When a network breach or another cybersecurity incident occurs, enterprises typically rely on their on-site security operations centers (SOCs) to isolate and stop the threat. But what happens when the SOC analysts are working remotely because of, say, the global coronavirus pandemic?

This scenario hasn’t been top of mind for security professionals, but it’s quickly moving up the ranks, said Zulfikar Ramzan, CTO at RSA.

“When you talk about people suddenly shifting to a remote workforce, you can’t have a physical SOC or war room anymore,” he said. “And the question becomes: can I carry out my incident response plan and activities where everybody’s remote? Can I figure out and investigate an incident correctly if everybody’s remote and maybe nobody is on the corporate network? I better find ways of getting visibility into all my critical assets beyond just want happens in the purview of a centralized location.”

RSA strongly recommends all organizations do tabletop exercises to simulate a security breach where the SOC and 100% of the responders are remote.

One of the security lessons learned from the coronavirus pandemic — and the newly remote workforce that has resulted from it — is the importance of visibility across all of an organization’s assets, Ramzan said. “So maybe a bigger shift toward thinking about visibility directly at the endpoint versus just the network.”

Shift to Endpoint Security

This isn’t a new debate. Endpoint security usually involves installing an agent on the endpoint, and it is typically more difficult to deploy and manage. So the pendulum has swung toward network security. However, as companies moved toward remote and mobile workers — even before COVID-19 — and allowed bring your own device (BYOD), Ramzan said he saw attitudes about endpoint security start to shift.

“Risk has changed, and if people are now going to be off-network frequently, those same things that worked well five or 10 years ago are no longer enough to mitigate risk today,” Ramzan said, adding that 10 years ago saying “endpoint” or “agent” to a customer was a guaranteed way to end the meeting. “In the last five to seven years, I’ve seen a resurgence in the interest in the endpoint, primarily driven by the fact that today’s threats are sophisticated enough to bypass traditional defenses like anti-virus and that sort of thing. So it becomes more critical to get that endpoint visibility to actually know what’s happening at the scene of the crime.”

COVID-19 has shined a spotlight on how security threats have changes, “and now it’s more critical to have endpoint capabilities than it was in the past,” he said.

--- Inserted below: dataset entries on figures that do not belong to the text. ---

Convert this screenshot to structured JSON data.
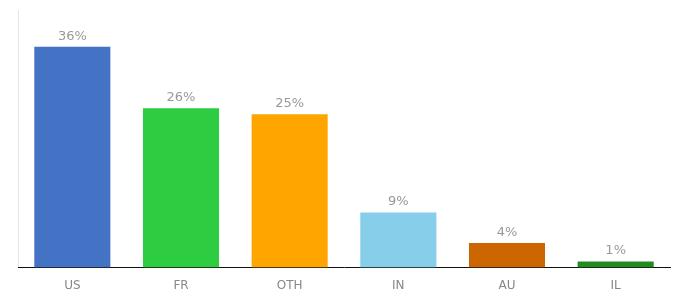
{
  "chart_data": {
    "type": "bar",
    "categories": [
      "US",
      "FR",
      "OTH",
      "IN",
      "AU",
      "IL"
    ],
    "values": [
      36,
      26,
      25,
      9,
      4,
      1
    ],
    "value_labels": [
      "36%",
      "26%",
      "25%",
      "9%",
      "4%",
      "1%"
    ],
    "colors": [
      "#4472C4",
      "#2ECC40",
      "#FFA500",
      "#87CEEB",
      "#CC6600",
      "#228B22"
    ],
    "ylim": [
      0,
      42
    ],
    "grid": false,
    "legend": false,
    "data_labels": true,
    "tick_labels": "x"
  }
}
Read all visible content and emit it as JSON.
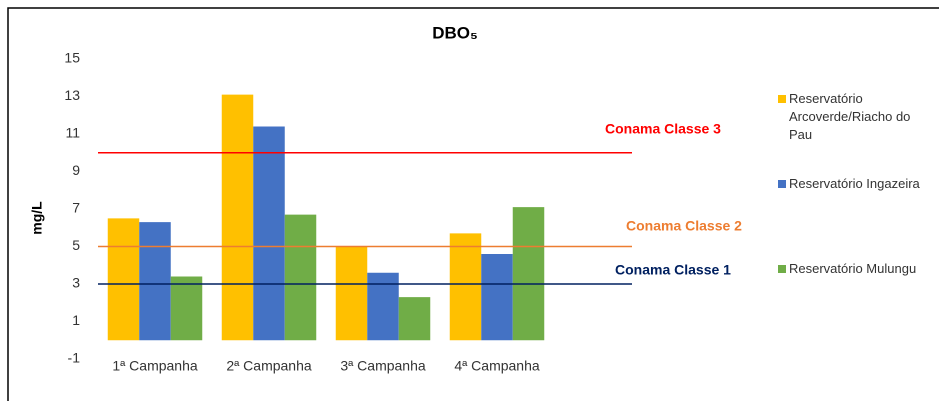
{
  "chart_data": {
    "type": "bar",
    "title": "DBO₅",
    "y_label": "mg/L",
    "categories": [
      "1ª Campanha",
      "2ª Campanha",
      "3ª Campanha",
      "4ª Campanha"
    ],
    "series": [
      {
        "name": "Reservatório Arcoverde/Riacho do Pau",
        "color": "#ffc000",
        "values": [
          6.5,
          13.1,
          5.0,
          5.7
        ]
      },
      {
        "name": "Reservatório Ingazeira",
        "color": "#4472c4",
        "values": [
          6.3,
          11.4,
          3.6,
          4.6
        ]
      },
      {
        "name": "Reservatório Mulungu",
        "color": "#70ad47",
        "values": [
          3.4,
          6.7,
          2.3,
          7.1
        ]
      }
    ],
    "reference_lines": [
      {
        "label": "Conama Classe 3",
        "value": 10,
        "color": "#ff0000"
      },
      {
        "label": "Conama Classe 2",
        "value": 5,
        "color": "#ed7d31"
      },
      {
        "label": "Conama Classe 1",
        "value": 3,
        "color": "#002060"
      }
    ],
    "ylim": [
      -1,
      15
    ],
    "yticks": [
      -1,
      1,
      3,
      5,
      7,
      9,
      11,
      13,
      15
    ],
    "legend": "right"
  }
}
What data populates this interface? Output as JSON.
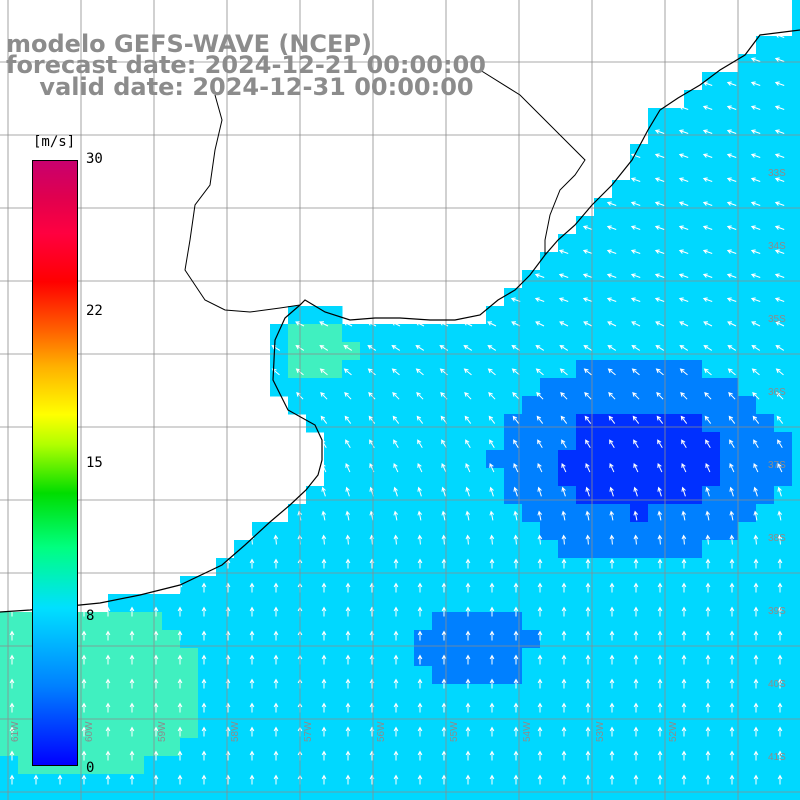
{
  "title": {
    "line1": "modelo GEFS-WAVE (NCEP)",
    "line2": "forecast date: 2024-12-21 00:00:00",
    "line3": "    valid date: 2024-12-31 00:00:00"
  },
  "colorbar": {
    "unit": "[m/s]",
    "ticks": [
      "30",
      "22",
      "15",
      "8",
      "0"
    ],
    "min": 0,
    "max": 30
  },
  "axes": {
    "lon_labels": [
      "61W",
      "60W",
      "59W",
      "58W",
      "57W",
      "56W",
      "55W",
      "54W",
      "53W",
      "52W"
    ],
    "lat_labels": [
      "33S",
      "34S",
      "35S",
      "36S",
      "37S",
      "38S",
      "39S",
      "40S",
      "41S"
    ]
  },
  "colors": {
    "strong": "#0030ff",
    "moderate": "#0080ff",
    "weak": "#00d8ff",
    "calm": "#40f0c0",
    "arrow": "#ffffff",
    "land": "#ffffff",
    "coast": "#000000",
    "grid": "#8c8c8c"
  },
  "icons": [
    "wind-arrow-icon"
  ]
}
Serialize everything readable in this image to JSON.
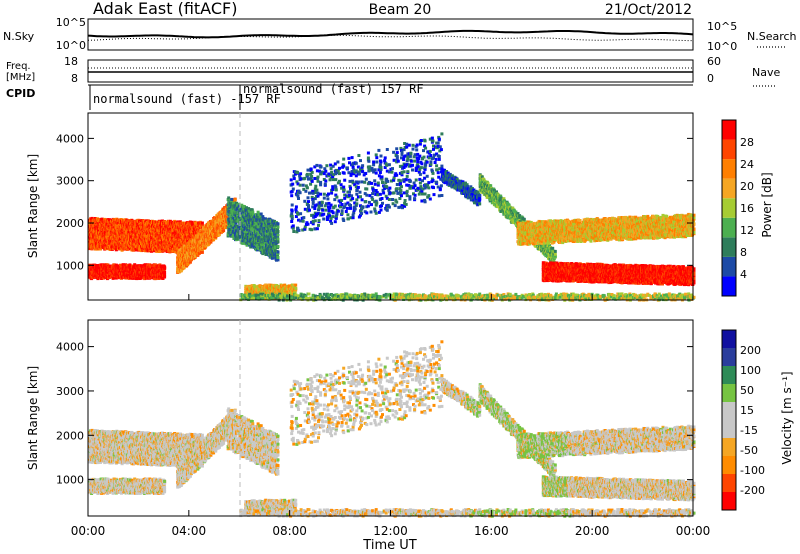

This includes identity and authentication controls, which become more important with a remote workforce as workers use an increasing number of devices to access company systems from home. “If you look at every single breach that’s ever happened, every single intrusion, at some point there was some abuse or misuse or co-opting of an identity,” Ramzan said. “So getting identity right first and foremost is paramount in these types of situations.”

Supply Chain Risk

And while supply chain isn’t a new risk, either, the coronavirus magnifies the need to ensure that third parties’ resiliency goals and security environment closely match those of the organization. Both ransomware and pandemics can wipe out supply chains.

“What if one of my suppliers get impacted by ransomware. All of a sudden they may not be able to supply something to me when I need it, and that could hurt the rest of my business,” he said. “When you look at something like COVID-19, it has impacted supply chains across the world.”

Specifically to RSA and its security business, this includes hardware suppliers that make hardware tokens such as key fobs. These are assigned to a computer user and create an authentication code at fixed intervals to help ensure customers’ devices.

“We were very fortunate in some of the planning we did ahead of time as we saw the possibility of COVID-19 arise, but we’ve had to be on the phone with suppliers and come up with new workarounds to make sure that we can continue to operate successfully,” Ramzan said. “I think COVID-19 has taught us more than anything else in this world that we are so interconnected. Every organization today is part of a much more comprehensive and rich ecosystem. And when you have these hyper-connected systems of organizations, a small failure in one part of that system can have a dramatic ripple effect in other parts of the system.”